# Ideas for fish



## barbiegrl75 (Oct 5, 2011)

My tank is in it's 4th week of cycling and I am just looking through different fish and I thought I would get some opinions on what kind of fish I could get if I wanted a small community tank. I live in a dorm right now so I can't have a tank larger than the 10 gallon I have, so what kind of fish would work and what kind of numbers? I like guppies and colorful fish...I also think that panda cory are really cute...and maybe even what kinds of plants/decor I should invest in? Thanks


----------



## Ladayen (Jun 20, 2011)

Pygmy cories are the only ones that would work in a 10g.. I would make sure your tank is well established first however. So umm.. about the time you finish the year you should be good :x You could put a school of neon in there.. 6-8. Some shrimp (I would recommend you go with Red Cherry Shrimp or RCS is possible) and plants. Anubias nana and java fern are good durable plants. Dont forget plants need food as well though.. Seachem's Flourish+ is a great one.


----------



## giants1249er (Aug 3, 2011)

How about some platies and ghost shrimps. Or a dwarf gourami and dwarf cories and ghost shrimps.


----------



## ZebraDanio12 (Jun 17, 2011)

Look at my signature and see what I have my 10 gallon stocked at so far. Also you could do some danios...like zebra danios or livebearers, like guppies,platys and mollys. Those are all very colorful.


----------



## lohachata (Jan 27, 2006)

cories for a 10 galon tank....panda..pygmeus..hastatus..habrosus...aspidora albater..a. pauciradiatus and a couple other aspidoras....
tetras.....neon..cardinal..silver tip..von rio..ember..fire green..head and tail light..red eye.. and a bunch of others..
danios and rasboras....there are lots of them...
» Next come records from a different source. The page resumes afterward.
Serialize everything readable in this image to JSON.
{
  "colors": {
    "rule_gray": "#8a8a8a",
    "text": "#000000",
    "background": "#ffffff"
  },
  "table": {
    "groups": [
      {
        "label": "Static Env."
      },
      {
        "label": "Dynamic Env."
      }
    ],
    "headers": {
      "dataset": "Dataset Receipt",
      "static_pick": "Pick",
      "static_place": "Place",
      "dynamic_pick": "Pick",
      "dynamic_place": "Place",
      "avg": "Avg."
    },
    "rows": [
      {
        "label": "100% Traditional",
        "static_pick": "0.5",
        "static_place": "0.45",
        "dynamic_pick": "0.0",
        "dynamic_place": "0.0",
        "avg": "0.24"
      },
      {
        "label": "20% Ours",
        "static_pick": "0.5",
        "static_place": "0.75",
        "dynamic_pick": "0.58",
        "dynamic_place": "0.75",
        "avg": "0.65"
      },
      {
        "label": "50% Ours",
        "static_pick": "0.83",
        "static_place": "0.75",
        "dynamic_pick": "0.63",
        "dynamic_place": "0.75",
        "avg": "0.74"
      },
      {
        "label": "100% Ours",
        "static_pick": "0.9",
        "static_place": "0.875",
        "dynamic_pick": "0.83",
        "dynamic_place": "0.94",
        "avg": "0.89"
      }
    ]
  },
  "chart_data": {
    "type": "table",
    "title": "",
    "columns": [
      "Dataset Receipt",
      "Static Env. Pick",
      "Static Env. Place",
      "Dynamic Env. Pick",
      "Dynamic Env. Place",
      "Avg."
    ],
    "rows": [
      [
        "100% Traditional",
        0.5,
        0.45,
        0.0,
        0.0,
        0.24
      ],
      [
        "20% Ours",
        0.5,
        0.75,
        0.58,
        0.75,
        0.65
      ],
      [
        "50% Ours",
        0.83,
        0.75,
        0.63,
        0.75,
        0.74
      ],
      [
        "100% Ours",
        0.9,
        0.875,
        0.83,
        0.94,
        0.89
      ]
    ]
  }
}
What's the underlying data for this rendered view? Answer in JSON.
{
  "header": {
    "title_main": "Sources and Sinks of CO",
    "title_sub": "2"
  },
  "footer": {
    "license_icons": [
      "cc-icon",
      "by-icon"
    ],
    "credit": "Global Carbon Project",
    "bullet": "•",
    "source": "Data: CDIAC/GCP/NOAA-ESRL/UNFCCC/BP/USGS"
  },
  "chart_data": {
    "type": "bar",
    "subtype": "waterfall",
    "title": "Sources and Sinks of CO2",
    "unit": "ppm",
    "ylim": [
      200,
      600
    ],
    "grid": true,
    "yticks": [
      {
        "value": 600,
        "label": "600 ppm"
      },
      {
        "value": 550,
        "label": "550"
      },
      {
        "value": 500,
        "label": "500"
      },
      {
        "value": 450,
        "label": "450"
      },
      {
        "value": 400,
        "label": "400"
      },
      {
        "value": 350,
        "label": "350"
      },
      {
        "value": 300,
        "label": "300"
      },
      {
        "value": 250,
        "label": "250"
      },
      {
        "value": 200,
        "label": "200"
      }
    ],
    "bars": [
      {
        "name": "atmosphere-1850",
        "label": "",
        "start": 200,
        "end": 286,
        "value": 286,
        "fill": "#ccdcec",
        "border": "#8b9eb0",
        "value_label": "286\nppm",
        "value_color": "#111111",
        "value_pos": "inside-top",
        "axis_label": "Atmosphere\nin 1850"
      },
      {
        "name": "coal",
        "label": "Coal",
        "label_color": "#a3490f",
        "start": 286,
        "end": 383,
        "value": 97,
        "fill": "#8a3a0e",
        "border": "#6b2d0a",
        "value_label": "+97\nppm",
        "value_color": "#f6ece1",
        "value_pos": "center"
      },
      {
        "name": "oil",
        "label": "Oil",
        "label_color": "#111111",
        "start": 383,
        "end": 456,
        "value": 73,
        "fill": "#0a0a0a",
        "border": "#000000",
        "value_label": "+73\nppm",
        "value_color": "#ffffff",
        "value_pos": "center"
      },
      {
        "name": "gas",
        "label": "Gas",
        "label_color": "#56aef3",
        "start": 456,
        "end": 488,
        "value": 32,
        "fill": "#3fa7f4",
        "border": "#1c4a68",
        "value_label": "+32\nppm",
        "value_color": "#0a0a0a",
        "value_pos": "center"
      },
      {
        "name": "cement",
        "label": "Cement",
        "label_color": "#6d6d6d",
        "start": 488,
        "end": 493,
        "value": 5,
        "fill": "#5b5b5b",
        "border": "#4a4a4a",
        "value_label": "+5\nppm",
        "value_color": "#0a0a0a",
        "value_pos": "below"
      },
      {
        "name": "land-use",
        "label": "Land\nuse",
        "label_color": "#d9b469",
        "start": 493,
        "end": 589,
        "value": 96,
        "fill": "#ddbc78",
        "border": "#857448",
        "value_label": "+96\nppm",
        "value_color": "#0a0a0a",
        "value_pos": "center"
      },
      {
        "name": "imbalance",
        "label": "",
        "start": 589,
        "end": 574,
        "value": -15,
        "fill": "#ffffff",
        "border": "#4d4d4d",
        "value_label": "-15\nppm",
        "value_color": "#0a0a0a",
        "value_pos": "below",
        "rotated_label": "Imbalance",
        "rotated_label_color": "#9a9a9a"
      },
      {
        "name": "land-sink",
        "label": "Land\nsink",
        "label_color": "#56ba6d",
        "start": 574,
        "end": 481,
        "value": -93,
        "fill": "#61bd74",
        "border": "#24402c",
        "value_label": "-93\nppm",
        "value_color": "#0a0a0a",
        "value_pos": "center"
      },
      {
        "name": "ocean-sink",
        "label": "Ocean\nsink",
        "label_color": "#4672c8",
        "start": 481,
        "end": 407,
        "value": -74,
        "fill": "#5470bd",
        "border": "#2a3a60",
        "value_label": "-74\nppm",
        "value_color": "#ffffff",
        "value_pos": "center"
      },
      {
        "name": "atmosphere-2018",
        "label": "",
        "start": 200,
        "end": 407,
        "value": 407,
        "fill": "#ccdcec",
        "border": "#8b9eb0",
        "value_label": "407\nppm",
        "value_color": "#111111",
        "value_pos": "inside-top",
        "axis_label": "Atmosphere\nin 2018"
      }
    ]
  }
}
plants....i always try to keep things in some kind of scale..what idiot would put a plant that gets 3 feet tall in a 10 gallon tank ?...lots of cryptocoryne...many of them give the appearance of a big sword plant in the smaller tanks..amazon swords will get 3-4 feet tall....also there are java ferns and anubias....the petites stay quite small and like java ferns shoud be attatched to pieces of driftwood or porous rock....


----------



## Plecostomus (Jul 31, 2006)

Yeah Panda cories would be good. Zebra danios are also fun because they swim around a lot, but it you want more colorful fish you might want to go with a small kind of tetra or platys or guppies. Rasboras would also be ok.


----------



## barbiegrl75 (Oct 5, 2011)

Thanks you guys! I still have a little while before I'm going to get the fish but when I do I'll post what I finally decided on. Any more suggestions...bring em on.


----------



## AnimalHouse35 (Jul 19, 2011)

Zebra Danios need at least a 4 foot tank. They are extremely active fish and keeping them in anything smaller would be mean.

I'd add a couple of mollies, 6 pygmies, and heavily plant is. Cories appreciate a sand substrate.
A male betta and loads of larger shrimp would be great, but most people don't like to dedicate an entire tank to 1 fish.
Dwarf gouramis, I'd say just 1. Some kind of tetra, maybe snails.

These are just options and it's all down to personal preference.


----------



## julem35 (Dec 22, 2010)

you could try about 5 or 6 rainbow fish. I think they are super cool, but don't have much experience with them. This is just what I have heard.


----------